How important is networking as a growth component of any startup?
“It’s an enormous part of any business model. Networking allows you to explore potential growth areas for your business. Sharing ideas and tips with people in the same field is especially fruitful as you get to learn about their experiences and how they overcame them. In contrast, specialty networking should not be your only focus though because conversing with experts in different business areas or industry can really assist you in getting a feel of how to navigate your business onto the right path.”
What role does your startup play in 1) contributing to society and 2) in nurturing the entrepreneurial ecosystem in Namibia?
“Unfortunately we are not big enough to employ people just yet, but hopefully by the end of this year or as the state of emergency improves all this will change. Rome was not built in a day so consistency is always key to longevity. Every SME greatly contributes to the growth of the economy as they help keep money circulating in and around the country.”

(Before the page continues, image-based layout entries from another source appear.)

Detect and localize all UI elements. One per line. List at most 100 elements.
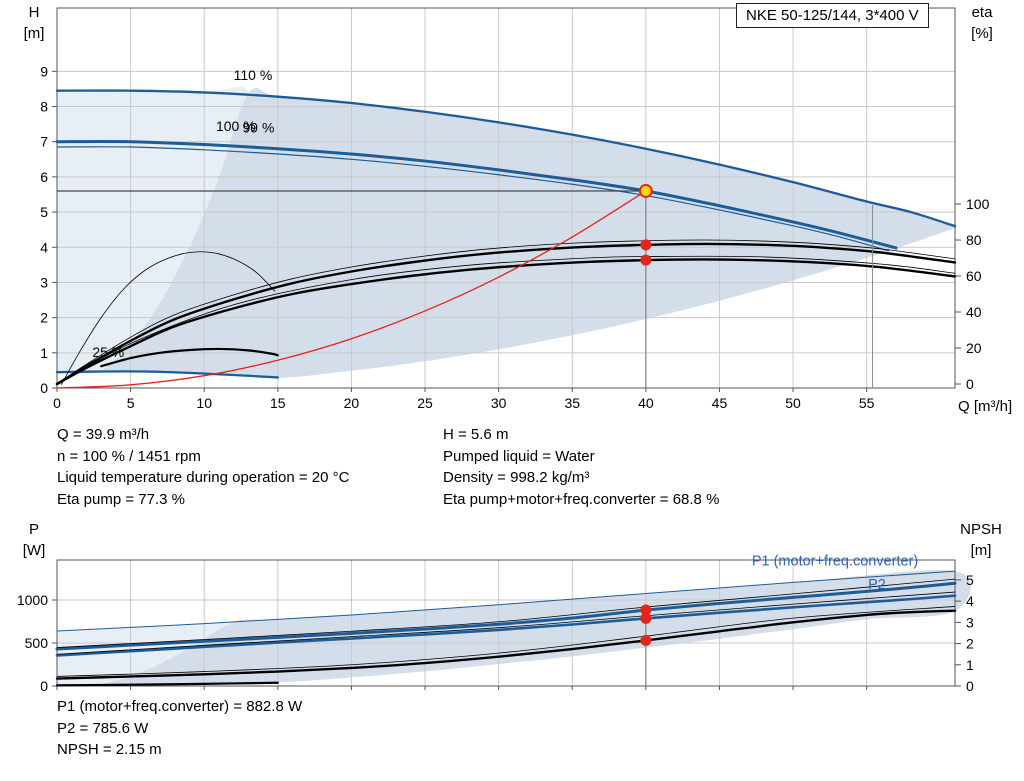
series-curve-25pct <box>100 347 279 368</box>
series-p2 <box>55 594 957 657</box>
tick-label-y2: 20 <box>966 340 982 356</box>
tick-label-y2: 0 <box>966 678 974 694</box>
pumped-liquid-value: Pumped liquid = Water <box>443 447 595 465</box>
tick-label-y2: 0 <box>966 376 974 392</box>
tick-label-y: 3 <box>40 274 48 290</box>
series-p2-tolerance <box>56 591 956 655</box>
head-y2-axis-symbol: eta <box>971 4 993 21</box>
tick-label-y: 0 <box>40 678 48 694</box>
tick-label-y: 6 <box>40 169 48 185</box>
tick-label-y2: 2 <box>966 636 974 652</box>
tick-label-y2: 100 <box>966 196 990 212</box>
curve-label: 99 % <box>242 120 274 136</box>
series-eta-pump <box>55 242 957 386</box>
marker-eta-total-point <box>640 254 652 266</box>
chart-frame <box>56 7 956 389</box>
power-y-axis-symbol: P <box>28 521 39 538</box>
power-y2-axis-symbol: NPSH <box>960 521 1002 538</box>
tick-label-y: 1000 <box>17 592 48 608</box>
series-p1-motor-freq-converter <box>55 581 957 651</box>
tick-label-y: 2 <box>40 310 48 326</box>
tick-label-y: 500 <box>25 635 49 651</box>
density-value: Density = 998.2 kg/m³ <box>443 469 590 486</box>
curve-label: 110 % <box>234 67 273 83</box>
region-operating-range <box>101 87 961 379</box>
curve-label: 100 % <box>216 118 256 134</box>
tick-label-y: 8 <box>40 99 48 115</box>
tick-label-x: 25 <box>417 395 433 411</box>
power-y2-axis-unit: [m] <box>970 542 992 559</box>
series-eta-pump-tolerance <box>56 239 956 385</box>
marker-p2-point <box>640 612 652 624</box>
marker-eta-pump-point <box>640 239 652 251</box>
series-speed-99pct <box>56 146 890 252</box>
series-speed-110pct <box>55 89 957 228</box>
operating-data-right: H = 5.6 m Pumped liquid = Water Density … <box>443 424 719 510</box>
tick-label-x: 55 <box>859 395 875 411</box>
marker-p1-point <box>640 604 652 616</box>
flow-value: Q = 39.9 m³/h <box>57 426 150 443</box>
series-p1-tolerance <box>56 578 956 648</box>
p1-value: P1 (motor+freq.converter) = 882.8 W <box>57 698 303 715</box>
chart-frame <box>56 559 956 687</box>
head-y2-axis-label: eta [%] <box>958 2 1006 44</box>
head-value: H = 5.6 m <box>443 426 509 443</box>
series-eta-total-tolerance <box>56 255 956 385</box>
tick-label-x: 10 <box>196 395 212 411</box>
head-y-axis-label: H [m] <box>12 2 56 44</box>
tick-label-x: 30 <box>491 395 507 411</box>
tick-label-y: 4 <box>40 239 48 255</box>
region-power-range-light <box>57 619 244 687</box>
tick-label-y: 0 <box>40 380 48 396</box>
x-axis-label: Q [m³/h] <box>958 398 1013 415</box>
tick-label-x: 40 <box>638 395 654 411</box>
power-data-block: P1 (motor+freq.converter) = 882.8 W P2 =… <box>57 696 302 761</box>
series-npsh <box>55 609 957 680</box>
tick-label-y2: 4 <box>966 593 974 609</box>
tick-label-y2: 5 <box>966 572 974 588</box>
tick-label-y2: 60 <box>966 268 982 284</box>
eta-total-value: Eta pump+motor+freq.converter = 68.8 % <box>443 490 720 508</box>
region-speed-range-light <box>57 87 249 374</box>
tick-label-x: 35 <box>564 395 580 411</box>
power-y2-axis-label: NPSH [m] <box>950 519 1012 561</box>
head-y-axis-unit: [m] <box>23 25 45 42</box>
eta-pump-value: Eta pump = 77.3 % <box>57 490 185 508</box>
head-y2-axis-unit: [%] <box>971 25 993 42</box>
p2-value: P2 = 785.6 W <box>57 719 149 737</box>
tick-label-y2: 80 <box>966 232 982 248</box>
series-p-25pct <box>55 681 279 687</box>
series-speed-min <box>55 370 279 379</box>
series-eta-pump-motor-freq <box>55 258 957 386</box>
series-eta-reduced-speed <box>61 251 276 385</box>
series-npsh-tolerance <box>56 606 956 677</box>
tick-label-y2: 1 <box>966 657 974 673</box>
liquid-temperature-value: Liquid temperature during operation = 20… <box>57 469 350 486</box>
marker-npsh-point <box>640 634 652 646</box>
tick-label-x: 45 <box>712 395 728 411</box>
tick-label-y2: 40 <box>966 304 982 320</box>
power-y-axis-unit: [W] <box>22 542 46 559</box>
tick-label-x: 20 <box>344 395 360 411</box>
series-p1-110pct <box>56 570 956 632</box>
tick-label-y: 9 <box>40 63 48 79</box>
tick-label-y: 5 <box>40 204 48 220</box>
npsh-value: NPSH = 2.15 m <box>57 741 162 758</box>
marker-duty-point <box>638 183 653 198</box>
pump-title-box: NKE 50-125/144, 3*400 V <box>736 3 929 28</box>
curve-label: P2 <box>868 577 886 593</box>
tick-label-x: 5 <box>127 395 135 411</box>
series-system-curve <box>56 190 647 389</box>
curve-label: P1 (motor+freq.converter) <box>752 554 918 570</box>
tick-label-x: 50 <box>785 395 801 411</box>
tick-label-x: 0 <box>53 395 61 411</box>
speed-value: n = 100 % / 1451 rpm <box>57 447 201 465</box>
tick-label-y2: 3 <box>966 614 974 630</box>
power-y-axis-label: P [W] <box>12 519 56 561</box>
series-speed-100pct <box>55 139 898 250</box>
operating-data-left: Q = 39.9 m³/h n = 100 % / 1451 rpm Liqui… <box>57 424 349 510</box>
head-y-axis-symbol: H <box>28 4 40 21</box>
curve-label: 25 % <box>92 344 124 360</box>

Startups in Namibia, and all over the world, are facing an unprecedented crisis in the form of the COVID-19 pandemic; how has your startup adjusted to the situation and/or assisted in disseminating information, combatting the spread of the virus, etc.?
“House of Nalo currently runs on an e-commerce business model, thus our focus has been trying to stay afloat through digital means like social media. Sales have slightly decreased due to the outbreak which is understandable as people will opt to save more than spending. However, despite not knowing what lies ahead, we are hopeful and we keep the faith because this will pass.”